In 2014 we wrote this blog on earnest money. We foresee that the recommendations we made here could double. Where Seller’s might have found 1% to 2% acceptable, they may now want 4% to 5%. Why? Let’s say this is your situation:
- You agree to sell your house and there is $10,000 Earnest Money.
- You “suffer” time off market.
- You pack and move.
- You acquire another place to live.
- Reals costs are about $20,000 to $30,000.
What are you going to do? Are you doing to accept the $10,000 or refuse it and pursue the buyer to fulfill the Agreement? We have rarely seen successful cases of specific performance, but they do exist.
Enter the new Agreement – Old Default Language was
Rights of Buyer or Seller: A party defaulting under this Agreement shall be liable for the default. The non-defaulting party may pursue any lawful remedy against the defaulting party.
New Default Language effective August 1
Remedies of Seller: in the event this Agreement fails to close due to the default of Buyer, Seller’s sole remedy shall be to retain the earnest money as full liquidated damages. Seller expressly waives any right to assert a claim for specific performance. The parties expressly agree that the earnest money is a reasonable pre-estimate of Seller’s actual damages, which damages the parties agree are difficult to ascertain. The parties expressly intend for the earnest money to serve as liquidated damages and not as a penalty.
Remedies of Buyer: in the event this Agreement fails to close due to the default of Seller, Buyer may either seek the specific performance of this Agreement or terminate this Agreement upon notice to Seller and holder, in which case all earnest money deposits and other payments Buyer has paid towards the purchase of the Property shall be returned to Buyer following the procedures set forth elsewhere herein.
We like what Campbell & Brannon wrote below
“What Changes for a Seller?
With this new change, seller’s sole remedy for a Buyer’s breach is to accept the Earnest Money as full liquidated damages. Prior to this change, the Seller had the right to pursue “any lawful remedy” such as suing the breaching Buyer for specific performance and/or the losses Seller incurred, which could include the difference between what they could have sold the home for to the Buyer versus another person, Seller’s legal fees, Seller’s additional moving expenses, Seller’s rent, etc. However, in most cases when a Buyer breached the contract, the Seller would accept the Earnest Money and move on, selling the home to another buyer.
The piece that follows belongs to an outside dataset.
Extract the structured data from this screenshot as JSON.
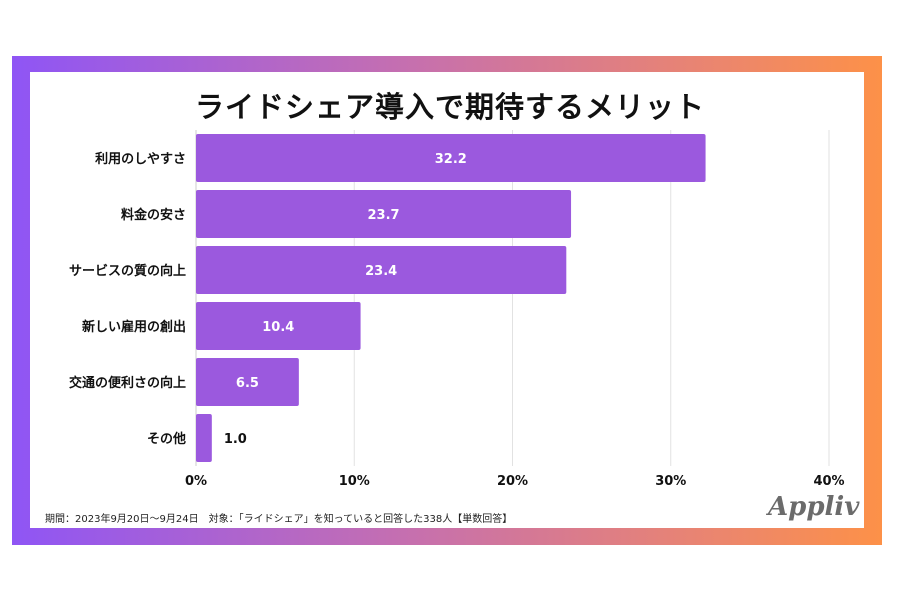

Sellers will ask for more in Earnest Money as a result of this change!
What Changes for a Buyer?
Buyer’s remedy for Seller’s default shall be 1) to sue for specific performance or 2) terminate the contract with the return of Earnest Money. In the past, the Buyer could seek all lawful remedies which could have included consequential damages, attorney’s fees, extra moving expenses, rent during holdover, etc.”